AMC Gets Ratings Boost From Online Availability of Shows (AMC Says Web Helps Ratings)

Shalini Remachandran & William Launder, Wall Street Journal

Facing a threat of having its channels dropped by Dish Network Corp., DISH +0.06%AMC Networks Inc. AMCX +2.96% Chief Executive Josh Sapan said online availability of AMC programs was helping ratings on the channel.

“New viewers are finding these shows on a digital service, catching up on prior seasons and then tuning into AMC for new seasons in greater numbers, many for the first time,” Mr. Sapan said on a conference call with analysts Thursday.

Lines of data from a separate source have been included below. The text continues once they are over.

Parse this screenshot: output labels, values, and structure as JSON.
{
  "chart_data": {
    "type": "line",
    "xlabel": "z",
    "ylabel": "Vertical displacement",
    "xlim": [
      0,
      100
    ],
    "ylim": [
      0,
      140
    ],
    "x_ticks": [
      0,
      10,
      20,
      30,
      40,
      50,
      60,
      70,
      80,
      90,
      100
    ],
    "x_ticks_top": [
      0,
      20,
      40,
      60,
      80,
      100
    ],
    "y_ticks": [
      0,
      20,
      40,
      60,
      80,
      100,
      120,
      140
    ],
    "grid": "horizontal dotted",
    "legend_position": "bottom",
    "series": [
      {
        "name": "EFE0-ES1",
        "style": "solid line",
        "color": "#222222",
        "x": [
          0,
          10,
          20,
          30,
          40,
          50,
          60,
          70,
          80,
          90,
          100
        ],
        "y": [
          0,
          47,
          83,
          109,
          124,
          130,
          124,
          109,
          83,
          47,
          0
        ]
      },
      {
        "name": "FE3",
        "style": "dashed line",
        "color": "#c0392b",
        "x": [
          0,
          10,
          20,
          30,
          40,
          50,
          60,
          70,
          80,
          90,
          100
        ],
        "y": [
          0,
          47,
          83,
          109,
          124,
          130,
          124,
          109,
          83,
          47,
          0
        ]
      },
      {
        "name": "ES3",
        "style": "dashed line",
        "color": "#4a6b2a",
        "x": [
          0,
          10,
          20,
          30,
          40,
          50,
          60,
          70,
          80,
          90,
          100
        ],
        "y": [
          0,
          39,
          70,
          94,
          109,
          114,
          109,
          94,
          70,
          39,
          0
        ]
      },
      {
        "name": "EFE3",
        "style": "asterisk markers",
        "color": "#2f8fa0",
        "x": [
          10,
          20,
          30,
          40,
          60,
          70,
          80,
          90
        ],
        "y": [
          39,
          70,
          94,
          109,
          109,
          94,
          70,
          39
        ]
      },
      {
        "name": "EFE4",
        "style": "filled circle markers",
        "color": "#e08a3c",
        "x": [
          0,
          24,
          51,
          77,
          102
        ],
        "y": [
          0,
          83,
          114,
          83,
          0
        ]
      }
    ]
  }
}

Last Friday, AMC disclosed that Dish Network was planning to drop all four of AMC’s channels, including AMC itself, WE tv, the Sundance Channel and IFC, from the end of June. Dish confirmed the decision, citing the high cost of the channels in comparison with their viewership.

Dish Chairman Charlie Ergen said on Monday that the availability of AMC’s hit shows such as “Mad Men” and “Breaking Bad” on online video outlets had “devalued their programming content” and contributed to Dish’s decision not to renew the channels.

Mr. Sapan’s defense of AMC’s programming decisions came as AMC reported 45% higher first-quarter earnings on higher advertising revenue at its namesake channel and the continuing popularity of AMC shows like “The Walking Dead.”

AMC warned that its future financial performance could be affected if its channels were dropped by Dish, but it didn’t specify by how much. Dish has more than 14 million subscribers.

Mr. Sapan said that AMC’s networks remains “underpriced” in the market, though it reported an 8% increase in affiliate fees from distributors in the first quarter. Mr. Sapan said the pickup was “the beginning of an upward trend in more recent agreements” with distributors.

However, he continued to attribute Dish’s decision to bad blood in a years-old lawsuit between the two companies. Dish is “trying to create leverage for itself” in the case, Mr. Sapan said. Dish has said that the lawsuit and its decision to drop AMC are two separate matters.

AMC Networks, which was spun off from Cablevision Systems Corp. last June, has reinvented itself in recent years with a slate of highly rated original-show successes, shedding its image as a sleepy broadcaster of independent movies and classic westerns. The transformation has come at a cost, however, as higher programming and marketing expenses to promote shows like “Mad Men” cut into its bottom line.

AMC Networks reported a profit of $43.2 million, or 60 cents a share, up from $29.8 million, or 43 cents, a year earlier. Revenue jumped 20% to $326.2 million as the namesake channel contributed to a 30% rise in advertising revenue.

Operating margin rose to 29.7% from 25.9%.

National-networks revenue rose 21% to $304.2 million on stronger affiliate fees. Revenue from its international-and-other segment—which includes its international programming, independent film distribution and network technical-services businesses—grew 3.8% to $26.3 million.